Once discovered, assets are monitored continuously, in real time, for changes that raise their risk as a potential attack vector.
Attack surface analysis, risk assessment and prioritization. ASM technologies score assets according to their vulnerabilities and security risks that they pose, and prioritize them for threat response or remediation.
Attack surface reduction and remediation. Security teams can apply their findings from attack surface analysis and red teaming to take various short-term actions to reduce the attack surface. These might include enforcing stronger passwords, deactivating applications and endpoint devices no longer in use, applying application and OS patches, training users to recognize phishing scams, instituting biometric access controls for office entry, or revising security controls and policies around software downloads and removable media.
Organizations might also take more structural or longer-term security measures to reduce their attack surface, either as part of or independent of an attack surface management initiative. For example, implementing two-factor authentication (2FA) or multifactor authentication can reduce or eliminate potential vulnerabilities that are associated with weak passwords or poor password hygiene.
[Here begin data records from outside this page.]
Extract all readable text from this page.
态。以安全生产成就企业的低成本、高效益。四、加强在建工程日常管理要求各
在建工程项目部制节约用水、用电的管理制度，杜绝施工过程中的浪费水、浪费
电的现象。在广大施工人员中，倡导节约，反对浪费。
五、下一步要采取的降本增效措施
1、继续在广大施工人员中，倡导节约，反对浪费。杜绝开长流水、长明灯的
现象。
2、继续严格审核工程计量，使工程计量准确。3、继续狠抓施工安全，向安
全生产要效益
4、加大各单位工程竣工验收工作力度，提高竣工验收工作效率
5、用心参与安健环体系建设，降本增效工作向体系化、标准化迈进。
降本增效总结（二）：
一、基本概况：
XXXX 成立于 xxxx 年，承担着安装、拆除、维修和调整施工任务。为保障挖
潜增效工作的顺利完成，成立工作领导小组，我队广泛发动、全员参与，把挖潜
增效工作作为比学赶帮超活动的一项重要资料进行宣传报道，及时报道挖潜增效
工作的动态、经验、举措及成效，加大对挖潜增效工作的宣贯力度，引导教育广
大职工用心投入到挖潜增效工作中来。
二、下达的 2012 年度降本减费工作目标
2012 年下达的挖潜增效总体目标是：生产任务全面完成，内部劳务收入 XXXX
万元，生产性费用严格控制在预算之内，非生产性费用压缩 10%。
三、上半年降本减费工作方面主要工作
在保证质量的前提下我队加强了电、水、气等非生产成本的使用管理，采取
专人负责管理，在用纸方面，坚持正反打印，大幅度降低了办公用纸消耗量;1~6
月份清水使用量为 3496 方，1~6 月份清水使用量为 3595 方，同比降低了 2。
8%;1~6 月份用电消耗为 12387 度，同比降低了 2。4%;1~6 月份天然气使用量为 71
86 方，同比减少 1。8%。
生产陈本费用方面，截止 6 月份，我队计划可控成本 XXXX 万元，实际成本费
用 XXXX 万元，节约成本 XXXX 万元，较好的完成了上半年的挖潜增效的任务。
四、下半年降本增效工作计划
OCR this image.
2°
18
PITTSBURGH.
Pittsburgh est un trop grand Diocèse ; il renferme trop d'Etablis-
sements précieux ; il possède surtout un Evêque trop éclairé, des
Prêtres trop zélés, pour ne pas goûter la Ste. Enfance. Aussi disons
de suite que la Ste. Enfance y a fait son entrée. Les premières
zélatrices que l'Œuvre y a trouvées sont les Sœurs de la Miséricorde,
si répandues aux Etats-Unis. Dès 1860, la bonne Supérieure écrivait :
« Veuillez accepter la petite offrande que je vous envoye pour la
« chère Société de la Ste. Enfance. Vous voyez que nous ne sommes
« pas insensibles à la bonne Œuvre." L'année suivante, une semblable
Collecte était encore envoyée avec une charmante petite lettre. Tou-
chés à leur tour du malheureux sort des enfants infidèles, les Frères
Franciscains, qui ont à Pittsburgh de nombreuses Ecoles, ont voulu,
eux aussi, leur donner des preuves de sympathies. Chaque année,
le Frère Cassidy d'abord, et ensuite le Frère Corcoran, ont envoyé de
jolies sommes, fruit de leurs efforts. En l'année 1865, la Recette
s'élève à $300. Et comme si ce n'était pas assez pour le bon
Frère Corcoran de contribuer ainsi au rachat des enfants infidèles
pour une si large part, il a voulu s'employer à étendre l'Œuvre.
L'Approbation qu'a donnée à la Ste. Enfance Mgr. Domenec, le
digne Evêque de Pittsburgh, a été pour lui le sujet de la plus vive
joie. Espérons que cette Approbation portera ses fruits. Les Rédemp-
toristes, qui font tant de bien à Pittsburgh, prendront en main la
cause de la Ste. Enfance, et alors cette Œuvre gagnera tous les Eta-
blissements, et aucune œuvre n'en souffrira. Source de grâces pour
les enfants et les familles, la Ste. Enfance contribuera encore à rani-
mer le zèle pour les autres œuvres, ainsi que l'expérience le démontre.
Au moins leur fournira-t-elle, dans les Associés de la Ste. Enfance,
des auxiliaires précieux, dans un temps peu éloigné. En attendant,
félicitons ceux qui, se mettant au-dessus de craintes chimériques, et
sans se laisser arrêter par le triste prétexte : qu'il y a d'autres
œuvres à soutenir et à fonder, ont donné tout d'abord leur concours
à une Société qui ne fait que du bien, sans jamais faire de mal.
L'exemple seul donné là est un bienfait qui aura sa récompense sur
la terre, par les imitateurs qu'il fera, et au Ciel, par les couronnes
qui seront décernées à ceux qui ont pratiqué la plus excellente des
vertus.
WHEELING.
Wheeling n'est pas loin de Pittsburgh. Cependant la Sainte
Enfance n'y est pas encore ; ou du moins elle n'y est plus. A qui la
On a broader scale, a zero trust security approach can significantly reduce an organization’s attack surface. A zero trust approach requires that all users, whether outside or already inside the network, be authenticated, authorized, and continuously validated to gain and maintain access to applications and data. Zero trusts principles and technologies—continuous validation, least-privileged access, continuous monitoring, network microsegmentation—can reduce or eliminate many attack vectors and provide valuable data for ongoing attack surface analysis.